I have thought about this the entire day, but still I haven't come to some kind of conclusion, and I guess there is no correct answer, but I don't understand it. I have had a lot of things going on for a while now, almost too much. School work, work, school, different kind of things, you get it.
Now I realize that have been too much so I have to take it more easy. People are calling me all the time, and I know I sometimes have to say no, or maybe I should say: some of these people are calling me several times a day and it's kind of taking my energy to answer all these calls. That means that i have to say no, in the weekends I have to like do things I like because otherwise I don't have enough energy for all the things I do from Monday through Friday. That doesn't mean that I sleep through the weekend, but I don't want to work every singe day of the week. This means that I have to say no if someone for example ask me if I can help them with their computer. Ok, this is something I don't want to do, and it makes me tired, not happier at all, not even a better person, and I kind of know that this person wont be very thankful either. But If I do this to everyone, I'm not kind of used to it yet, how can I then trust others and believe that they will do things for me if I ask them?

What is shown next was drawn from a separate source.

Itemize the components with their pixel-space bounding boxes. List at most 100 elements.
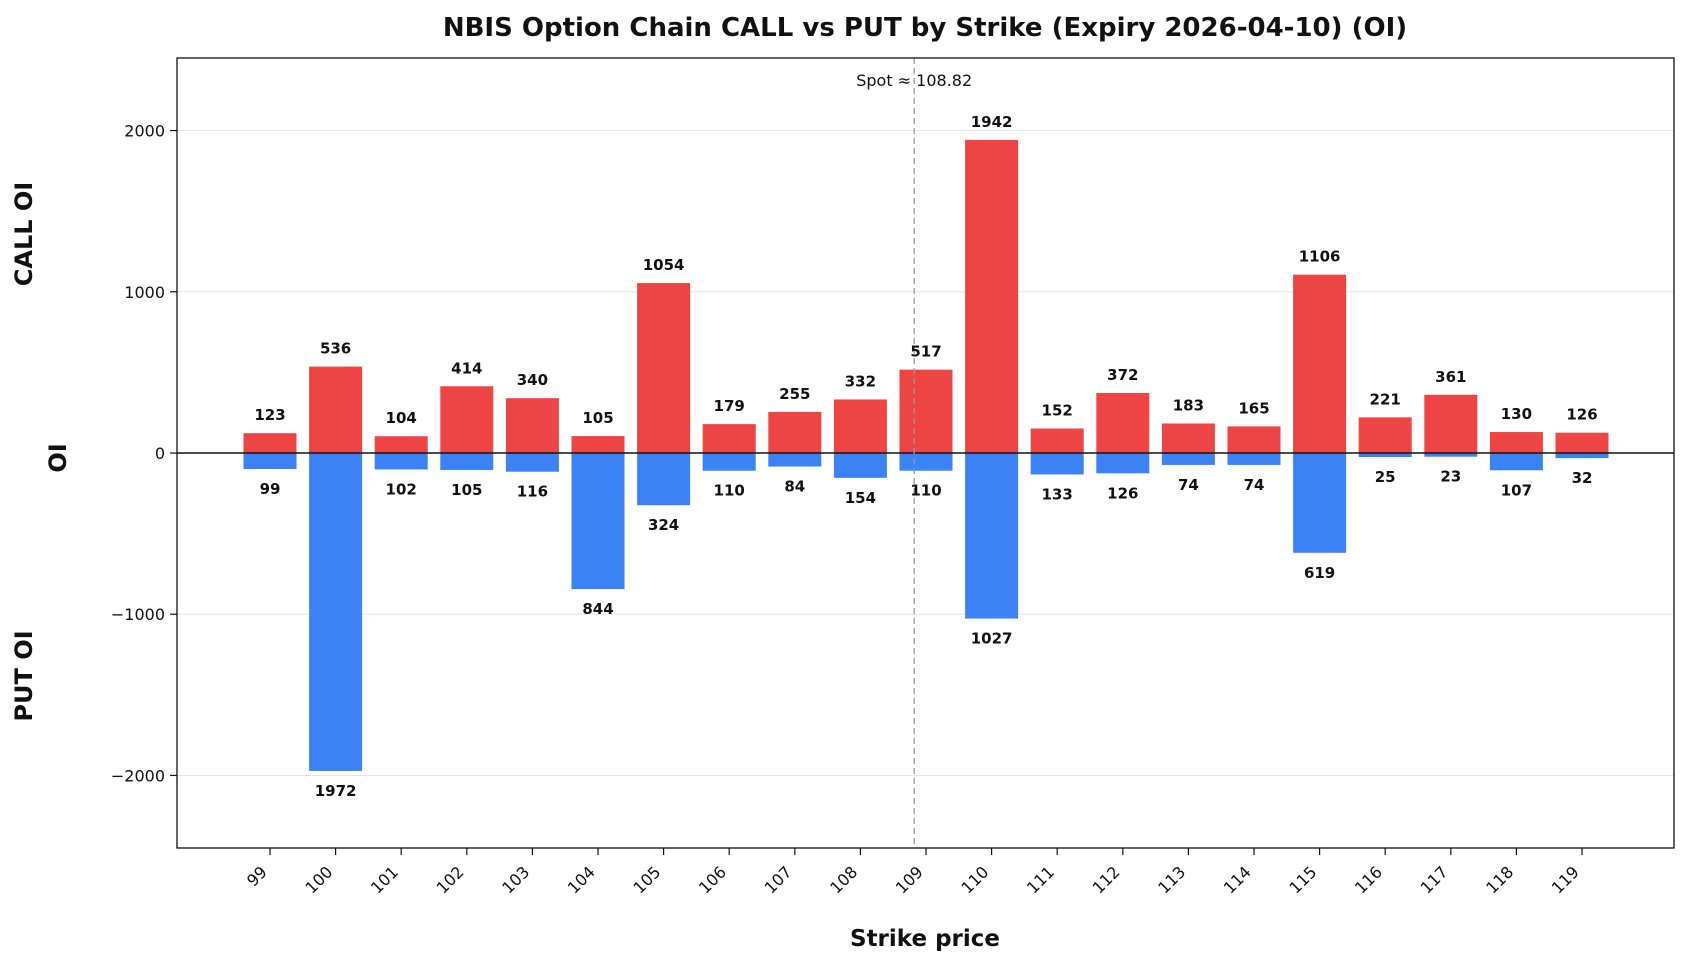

I know you can't always say yes, and do things for others and get nothing in return, but I don't want to be egoistic, and how do I know if I am? At present I have a friend and it feels like I have done pretty much for her, and she has done pretty much for me, but still I feel like I can't trust her because she is always saying no in some kind of weird way even though she never say the word. And gosh, I don't want to be like that. How do you know where to draw the lines? I guess there is no answer, or there is, but there is more than just one.
Today a person I met at work accidentally slammed the door right in my head, I kind of bounced against the wall and it felt like my back twisted itself, I hope I wont have a huge bruise above my eye when I wake up tomorrow *laughing*. It had never happened to me before (just a note: The door was made of heavy steel) Hehe!
I think I know now, trust your gut feeling. It's not harder than that, no one can be perfect and if someone is really mad at you, you can only hope they will tell you about it.